É justamente o futuro de Ma­ya que a família tem como prioridade. Perguntada se voltaria para a Sí­ria após a guerra, Yara é enfática ao dizer que o Brasil oferece me­lho­res condições. “Voltar para a Sí­ria só se for como visitante. Depois da guer­ra vão ser necessários muitos anos para o país se recuperar e ga­ran­tir um bom futuro para a Maya é o nosso principal objetivo.”

Yara segue em busca de um trabalho para conseguir juntar mais dinheiro e trazer seu pai ao Brasil. Na Síria, a família ainda tem parentes e amigos que sofrem com o dia a dia do conflito, que dura sete anos. Alguns já foram sequestrados e até mortos, entre eles um pri­mo que morreu em um bombardeio enquanto tentava salvar a vida de uma outra pessoa.

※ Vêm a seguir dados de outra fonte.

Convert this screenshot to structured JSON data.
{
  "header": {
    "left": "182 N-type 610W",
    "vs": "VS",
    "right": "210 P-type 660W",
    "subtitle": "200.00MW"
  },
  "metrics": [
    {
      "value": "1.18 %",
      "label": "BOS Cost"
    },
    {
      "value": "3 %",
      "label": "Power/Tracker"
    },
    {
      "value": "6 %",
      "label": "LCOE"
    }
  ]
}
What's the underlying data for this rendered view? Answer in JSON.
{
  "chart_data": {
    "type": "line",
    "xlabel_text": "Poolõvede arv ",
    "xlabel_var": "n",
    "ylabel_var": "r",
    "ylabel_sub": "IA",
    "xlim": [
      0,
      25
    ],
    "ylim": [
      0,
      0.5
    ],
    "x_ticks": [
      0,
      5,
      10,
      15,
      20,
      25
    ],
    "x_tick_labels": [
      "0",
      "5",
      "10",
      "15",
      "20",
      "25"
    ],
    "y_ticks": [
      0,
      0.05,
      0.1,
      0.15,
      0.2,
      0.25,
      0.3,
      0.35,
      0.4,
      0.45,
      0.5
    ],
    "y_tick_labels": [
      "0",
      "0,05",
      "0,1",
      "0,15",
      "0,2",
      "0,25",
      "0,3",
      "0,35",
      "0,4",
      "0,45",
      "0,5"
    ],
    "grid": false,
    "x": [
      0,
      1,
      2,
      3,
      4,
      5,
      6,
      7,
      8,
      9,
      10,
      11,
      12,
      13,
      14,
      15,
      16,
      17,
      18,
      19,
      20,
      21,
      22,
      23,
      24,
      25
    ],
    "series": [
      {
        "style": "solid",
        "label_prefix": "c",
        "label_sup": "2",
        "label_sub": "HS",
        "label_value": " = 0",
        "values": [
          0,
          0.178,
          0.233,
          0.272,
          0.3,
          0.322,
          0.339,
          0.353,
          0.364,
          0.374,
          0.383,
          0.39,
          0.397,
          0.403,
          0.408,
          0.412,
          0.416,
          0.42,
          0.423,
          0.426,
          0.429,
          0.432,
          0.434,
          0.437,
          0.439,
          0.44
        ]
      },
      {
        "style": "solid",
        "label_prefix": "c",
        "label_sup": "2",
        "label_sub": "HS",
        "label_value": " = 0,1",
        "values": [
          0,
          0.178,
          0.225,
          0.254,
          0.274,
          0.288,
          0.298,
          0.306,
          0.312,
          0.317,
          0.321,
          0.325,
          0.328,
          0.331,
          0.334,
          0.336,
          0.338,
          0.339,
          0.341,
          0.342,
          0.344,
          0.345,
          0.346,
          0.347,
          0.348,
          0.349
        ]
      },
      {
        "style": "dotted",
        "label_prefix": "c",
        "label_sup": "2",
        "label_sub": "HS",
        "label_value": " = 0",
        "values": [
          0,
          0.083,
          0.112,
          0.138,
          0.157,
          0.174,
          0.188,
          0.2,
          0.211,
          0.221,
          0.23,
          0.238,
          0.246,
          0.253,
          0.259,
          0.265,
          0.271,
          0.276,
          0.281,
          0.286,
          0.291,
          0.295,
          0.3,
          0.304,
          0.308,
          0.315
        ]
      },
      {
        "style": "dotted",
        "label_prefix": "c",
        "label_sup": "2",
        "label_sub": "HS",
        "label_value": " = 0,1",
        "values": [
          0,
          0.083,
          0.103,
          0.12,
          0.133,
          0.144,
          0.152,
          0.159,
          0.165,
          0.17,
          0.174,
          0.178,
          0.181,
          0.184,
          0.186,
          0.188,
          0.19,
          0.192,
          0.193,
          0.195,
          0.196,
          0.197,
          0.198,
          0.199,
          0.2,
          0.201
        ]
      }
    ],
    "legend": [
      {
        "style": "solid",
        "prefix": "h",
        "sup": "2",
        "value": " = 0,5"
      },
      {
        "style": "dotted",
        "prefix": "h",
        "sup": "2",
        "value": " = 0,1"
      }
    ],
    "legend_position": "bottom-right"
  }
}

Em 2012, Yara, Maya e outros três familiares ficaram cara a cara com combatentes do grupo terrorista Estado Islâmico. Estavam to­dos a caminho de uma vila cristã cha­mada Sednayah, localizada a 40 mi­nutos de Damas­co, quando dois integrantes do autoproclamado califado pararam o carro. “Ficamos muito nervosos. Eles tinham barba grande e falavam coisas ruins. Acabaram nos dei­xando passar, mas disseram pa­ra nunca mais voltarmos por aquela estrada”, relembra Yara.

Essas são histórias pelas quais a fa­mília espera nunca mais ter que pas­sar. No Brasil, sentem-se seguros e acolhidos. Yara faz ques­tão de agradecer o padre Ra­fa­el Magul, da Igre­ja Católica Apostólica Ortodo­xa de Antioquia, o governo do Brasil e todos os brasileiros que os auxiliaram. “Na Europa, amigos falam que o povo não gosta dos árabes. Aqui, nunca passamos por nada negativo”, ressalta.

Ataque químico
Os Estados Unidos preferiram não esperar a investigação da Or­ga­nização de Proibição de Armas Químicas (Opaq) e, no dia 13 deste mês, realizaram, em conjunto com a França e a Inglaterra, bombardeios a instalações do governo sírio em resposta ao ataque químico supostamente cometido pelas forças de Bashar al-Assad em Douma, no su­búrbio de Damasco.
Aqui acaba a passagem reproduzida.